Но странной, противоречивой кажется мысль Милер а о том, что Чехов-драматург «в известном смысле устарел для нас в качестве образца, как фрак или выездная карета».

В каком смысле устарел? В смысле драматургической формы? Сомнительно, потому что драматургические приемы Чехова продолжают развивать лучшие драматурги Востока и Запада. Как же тогда сочетать это утверждение американского драматурга с тем, что он пишет о присущем Чехову чувстве гармонии, равновесия, которое приближает его пьесы к Шекспиру более, чем пьесы любого из известных Милеру драматургов? В таком случае и Шекспир устарел, как устарели мечи, кольчуги и верховые лошади, как средство передвижения. Если же Артур Милер говорит о том, что устарело самое содержание чеховских пьес, то как это совместить с тем, что пишет американский драматург: Чехов «критикует и осуждает старый, разрушающийся мир своих героев»?

Чехов ставит перед зрителями проблемы общечеловеческие: это призыв к новому, прекрасному миру, к счастливой жизни, где не будет ни горя, ни угнетения - вот почему Чехов близок народу. А разве обличительная сторона его пьес утратила свое значение? Кто из драматургов так свободно пользуется юмором, сатирой в драме, с непостижимым искусством строит пьесу на новых, отнюдь не стереотипных, не банальных ситуациях?!

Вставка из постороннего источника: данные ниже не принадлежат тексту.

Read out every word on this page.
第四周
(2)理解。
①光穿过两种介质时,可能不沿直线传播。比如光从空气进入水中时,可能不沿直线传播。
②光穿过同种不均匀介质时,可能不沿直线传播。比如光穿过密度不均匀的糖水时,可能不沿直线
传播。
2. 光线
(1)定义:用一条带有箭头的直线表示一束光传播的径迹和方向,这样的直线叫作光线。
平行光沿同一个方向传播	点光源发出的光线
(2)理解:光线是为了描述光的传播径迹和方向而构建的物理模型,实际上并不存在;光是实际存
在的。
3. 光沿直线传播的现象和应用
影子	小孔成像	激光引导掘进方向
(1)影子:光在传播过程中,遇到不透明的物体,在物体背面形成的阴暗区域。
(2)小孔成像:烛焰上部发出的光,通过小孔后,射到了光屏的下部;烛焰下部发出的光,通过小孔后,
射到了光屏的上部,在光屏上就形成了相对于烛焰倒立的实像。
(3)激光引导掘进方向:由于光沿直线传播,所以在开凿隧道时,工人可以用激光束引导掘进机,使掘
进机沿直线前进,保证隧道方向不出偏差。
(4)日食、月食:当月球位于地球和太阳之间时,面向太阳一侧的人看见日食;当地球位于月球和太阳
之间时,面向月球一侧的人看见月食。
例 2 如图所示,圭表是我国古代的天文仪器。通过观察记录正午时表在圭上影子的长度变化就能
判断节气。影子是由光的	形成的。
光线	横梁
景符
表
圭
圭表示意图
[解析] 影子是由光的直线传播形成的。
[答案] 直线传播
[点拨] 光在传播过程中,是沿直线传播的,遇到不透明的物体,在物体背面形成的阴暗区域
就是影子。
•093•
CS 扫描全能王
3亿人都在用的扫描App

Мне довелось быть в Лондоне спустя немного времени после гастролей Художественного театра.

Англичане с удивлением и интересом убеждались в том, что Чехов не является «певцом грусти и пессимизма» - именно таким изображали Чехова английские режиссеры и актеры. И потому в отзывах критики о гастролях Художественного театра в Лондоне следует особо отметить статью Гобсона. Он пишет, что эти спектакли «заставляют нас усомниться в том, знали ли мы вообще, что такое Чехов».

Другой английский критик, Тайнан, писал в «Самди Тайме», что, показав «Вишневый сад», московские артисты «сдули паутину» с пьесы. «Мы, - пишет он, - насыщали ее тоской по прошлому, которая характерна для всей нашей культуры, но чужда культуре, которой принадлежит Чехов».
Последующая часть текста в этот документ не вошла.